Caption: " Mediterranean millipedes, isopods and snails as terrestrial litter feeding animals. ”

La perte de biodiversité dans nos forêts influencera-t-elle les services écosystémiques tels que la décomposition de la matière organique et le recyclage des nutriments de notre planète ? Dans un article récent dans la revue Nature (Handa et al. 2014 Nature, 509 : 218-221) des chercheurs du CEFE et ses collaborateurs internationaux publient d’importantes découvertes dans la première étude globale sur la décomposition de la litière forestière, traitant de la question fondamentale sur la façon dont les changements de biodiversité des systèmes décomposeurs affecteront le recyclage du carbone et de l'azote dans des écosystèmes fortement contrastés.

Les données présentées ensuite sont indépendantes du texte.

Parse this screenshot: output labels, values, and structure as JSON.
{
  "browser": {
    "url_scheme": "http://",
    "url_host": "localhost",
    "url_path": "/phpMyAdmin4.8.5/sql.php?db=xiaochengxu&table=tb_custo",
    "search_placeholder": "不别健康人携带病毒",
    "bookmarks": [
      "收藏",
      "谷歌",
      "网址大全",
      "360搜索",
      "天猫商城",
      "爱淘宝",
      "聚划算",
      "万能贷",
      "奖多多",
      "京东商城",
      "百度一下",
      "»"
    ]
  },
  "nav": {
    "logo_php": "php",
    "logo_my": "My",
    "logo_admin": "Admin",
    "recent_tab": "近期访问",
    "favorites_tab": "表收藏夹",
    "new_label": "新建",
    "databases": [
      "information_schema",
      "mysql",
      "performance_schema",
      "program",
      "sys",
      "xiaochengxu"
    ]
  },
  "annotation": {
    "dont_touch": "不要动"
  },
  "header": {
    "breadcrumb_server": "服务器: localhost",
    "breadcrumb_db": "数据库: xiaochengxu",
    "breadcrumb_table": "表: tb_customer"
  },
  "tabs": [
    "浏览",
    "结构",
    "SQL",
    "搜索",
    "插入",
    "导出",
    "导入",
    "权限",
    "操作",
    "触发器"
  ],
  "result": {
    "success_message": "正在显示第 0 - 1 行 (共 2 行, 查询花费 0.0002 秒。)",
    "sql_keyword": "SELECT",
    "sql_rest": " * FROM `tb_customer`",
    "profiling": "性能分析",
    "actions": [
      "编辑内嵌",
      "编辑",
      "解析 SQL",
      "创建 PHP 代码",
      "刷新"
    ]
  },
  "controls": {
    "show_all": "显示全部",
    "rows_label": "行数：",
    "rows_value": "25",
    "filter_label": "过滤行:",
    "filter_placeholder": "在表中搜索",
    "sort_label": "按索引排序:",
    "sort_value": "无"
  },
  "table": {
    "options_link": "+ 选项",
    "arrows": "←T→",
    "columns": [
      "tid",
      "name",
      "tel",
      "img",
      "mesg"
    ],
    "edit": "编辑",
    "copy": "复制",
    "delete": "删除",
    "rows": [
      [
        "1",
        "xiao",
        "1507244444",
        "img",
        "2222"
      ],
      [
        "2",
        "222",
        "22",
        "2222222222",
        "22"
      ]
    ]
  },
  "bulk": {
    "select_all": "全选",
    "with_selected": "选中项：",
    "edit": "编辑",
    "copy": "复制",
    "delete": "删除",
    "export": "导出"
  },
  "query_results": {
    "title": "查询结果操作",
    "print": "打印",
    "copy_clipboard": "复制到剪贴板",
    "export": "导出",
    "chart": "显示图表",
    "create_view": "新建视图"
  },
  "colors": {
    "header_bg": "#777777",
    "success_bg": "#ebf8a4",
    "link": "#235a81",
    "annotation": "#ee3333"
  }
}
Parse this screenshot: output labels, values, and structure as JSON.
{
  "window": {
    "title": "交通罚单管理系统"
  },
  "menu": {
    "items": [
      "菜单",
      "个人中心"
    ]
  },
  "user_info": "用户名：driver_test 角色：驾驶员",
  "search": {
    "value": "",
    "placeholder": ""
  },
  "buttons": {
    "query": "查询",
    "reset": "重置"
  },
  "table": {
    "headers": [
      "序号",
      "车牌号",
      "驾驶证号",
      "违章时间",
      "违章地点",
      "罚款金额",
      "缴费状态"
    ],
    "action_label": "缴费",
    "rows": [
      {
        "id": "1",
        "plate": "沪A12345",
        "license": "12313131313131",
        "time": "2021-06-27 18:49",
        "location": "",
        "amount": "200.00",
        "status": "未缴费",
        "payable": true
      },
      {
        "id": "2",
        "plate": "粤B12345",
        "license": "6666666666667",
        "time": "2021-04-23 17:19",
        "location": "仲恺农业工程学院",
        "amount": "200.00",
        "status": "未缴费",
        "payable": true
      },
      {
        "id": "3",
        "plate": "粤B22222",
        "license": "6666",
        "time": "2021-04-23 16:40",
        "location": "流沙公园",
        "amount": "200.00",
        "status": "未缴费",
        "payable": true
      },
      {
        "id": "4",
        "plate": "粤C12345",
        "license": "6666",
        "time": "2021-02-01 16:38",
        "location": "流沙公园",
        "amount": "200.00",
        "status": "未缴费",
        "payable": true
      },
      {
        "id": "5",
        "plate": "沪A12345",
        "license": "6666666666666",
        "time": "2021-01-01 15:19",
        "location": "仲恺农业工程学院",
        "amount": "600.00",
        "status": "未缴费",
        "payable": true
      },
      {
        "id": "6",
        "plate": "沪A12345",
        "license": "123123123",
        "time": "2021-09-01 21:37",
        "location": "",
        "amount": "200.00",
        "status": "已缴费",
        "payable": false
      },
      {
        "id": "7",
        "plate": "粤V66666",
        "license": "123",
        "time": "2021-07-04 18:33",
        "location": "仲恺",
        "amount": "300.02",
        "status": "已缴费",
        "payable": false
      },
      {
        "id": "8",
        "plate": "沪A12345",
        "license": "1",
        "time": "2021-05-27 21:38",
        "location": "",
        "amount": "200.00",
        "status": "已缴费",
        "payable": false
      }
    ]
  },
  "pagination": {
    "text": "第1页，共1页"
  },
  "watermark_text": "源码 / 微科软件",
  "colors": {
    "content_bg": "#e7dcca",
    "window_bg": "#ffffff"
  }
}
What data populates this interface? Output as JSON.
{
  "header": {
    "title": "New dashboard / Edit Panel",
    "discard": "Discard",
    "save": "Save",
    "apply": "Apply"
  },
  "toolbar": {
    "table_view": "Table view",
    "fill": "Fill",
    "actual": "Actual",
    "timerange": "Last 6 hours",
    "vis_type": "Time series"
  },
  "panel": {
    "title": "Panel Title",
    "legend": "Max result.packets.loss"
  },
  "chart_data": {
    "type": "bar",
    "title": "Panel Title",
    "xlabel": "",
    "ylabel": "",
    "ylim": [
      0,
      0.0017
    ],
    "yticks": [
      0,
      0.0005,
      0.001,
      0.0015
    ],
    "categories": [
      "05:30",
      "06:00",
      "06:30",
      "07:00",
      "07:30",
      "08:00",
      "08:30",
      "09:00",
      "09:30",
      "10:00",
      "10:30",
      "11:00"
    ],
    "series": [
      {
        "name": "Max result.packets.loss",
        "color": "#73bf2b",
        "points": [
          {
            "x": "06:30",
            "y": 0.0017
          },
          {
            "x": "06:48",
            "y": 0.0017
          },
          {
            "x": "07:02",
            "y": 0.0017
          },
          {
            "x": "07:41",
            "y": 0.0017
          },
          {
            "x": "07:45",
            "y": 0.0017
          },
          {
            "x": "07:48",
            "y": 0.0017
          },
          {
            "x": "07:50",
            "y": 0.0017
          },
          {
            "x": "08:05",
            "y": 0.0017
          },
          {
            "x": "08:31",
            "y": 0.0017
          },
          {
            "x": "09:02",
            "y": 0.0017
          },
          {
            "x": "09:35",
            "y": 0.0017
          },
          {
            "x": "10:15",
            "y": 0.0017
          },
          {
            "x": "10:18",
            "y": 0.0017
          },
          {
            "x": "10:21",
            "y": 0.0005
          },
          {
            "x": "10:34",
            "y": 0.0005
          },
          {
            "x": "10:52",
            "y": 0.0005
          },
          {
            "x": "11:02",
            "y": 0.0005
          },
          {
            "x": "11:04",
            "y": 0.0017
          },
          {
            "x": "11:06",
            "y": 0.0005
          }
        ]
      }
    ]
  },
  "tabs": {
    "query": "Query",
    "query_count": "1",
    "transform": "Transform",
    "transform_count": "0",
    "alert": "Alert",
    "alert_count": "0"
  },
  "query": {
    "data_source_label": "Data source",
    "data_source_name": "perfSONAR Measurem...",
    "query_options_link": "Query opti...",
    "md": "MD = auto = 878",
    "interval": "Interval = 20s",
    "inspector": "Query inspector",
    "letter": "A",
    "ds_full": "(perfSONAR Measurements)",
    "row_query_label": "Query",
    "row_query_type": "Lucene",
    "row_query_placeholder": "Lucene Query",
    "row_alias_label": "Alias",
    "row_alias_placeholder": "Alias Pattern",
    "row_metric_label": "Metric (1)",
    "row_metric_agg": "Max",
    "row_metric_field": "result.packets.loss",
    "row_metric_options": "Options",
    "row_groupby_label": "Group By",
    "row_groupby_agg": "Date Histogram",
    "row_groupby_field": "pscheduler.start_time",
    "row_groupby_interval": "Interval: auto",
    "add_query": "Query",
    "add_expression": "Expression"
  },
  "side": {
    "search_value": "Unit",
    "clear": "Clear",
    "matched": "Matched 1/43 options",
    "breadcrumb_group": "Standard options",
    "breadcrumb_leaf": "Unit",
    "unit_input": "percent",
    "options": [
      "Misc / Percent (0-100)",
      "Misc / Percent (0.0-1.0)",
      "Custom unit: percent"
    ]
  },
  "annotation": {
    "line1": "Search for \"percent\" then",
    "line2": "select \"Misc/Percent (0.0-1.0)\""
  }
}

La décomposition de la matière organique morte est un processus-clé dans le recyclage du carbone et des nutriments sur tous les continents. Ce processus résulte de l’activité d’une grande diversité d'organismes, structurée dans des réseaux trophiques complexes et incluant des bactéries et champignons jusqu'à une macrofaune de plus grande taille comme les mille-pattes, les termites ou les amphipodes. Cette diversité et les nombreuses interactions qui en résultent posent un défi majeur à la compréhension mécanistique du rôle de la diversité dans le processus de décomposition.

Dans cette étude à large échelle suivant un protocole identique sur des sites aquatiques et terrestres dans cinq biomes des régions subarctique à tropicale, l'équipe de 18 scientifiques a utilisé une approche expérimentale pour comprendre le rôle de la diversité dans la décomposition foliaire et en tirer des enseignements généralisables. Ces travaux montrent que la perte de diversité des décomposeurs et de diversité fonctionnelle de la litière conduit à un ralentissement du recyclage du carbone et de l’azote dans les écosystèmes aquatiques et terrestres. Dans le contexte préoccupant de la perte de biodiversité sur la planète, leur étude démontre clairement que les organismes de grande taille, qui font face à un plus grand risque d'extinction, sont essentiels au processus de décomposition.

L’étude souligne aussi l'importance des interactions entre types fonctionnels particuliers de plantes dans les mélanges de litière et leur contrôle sur ces fonctions écosystémiques . L’une des observations les plus marquantes est un effet de la diversité important lorsqu’une litière de plante fixant l'azote est associée à une litière de plante à décomposition rapide, suggérant un transfert d'azote entre ces deux types de litière. Pour la première fois dans une étude de terrain, un mécanisme général est mis en évidence pour expliquer les effets positifs de la diversité sur la décomposition. Ces travaux confirment l’idée selon laquelle certains traits fonctionnels des organismes dans les communautés biologiques sont plus déterminants que le nombre d’espèce en tant que tel pour expliquer les fonctions écosystémiques. La prédiction des patrons de l’impact d’une perte de la biodiversité sur un processus écosystémique clé entre des écosystèmes fortement contrastés apparaît désormais à notre portée.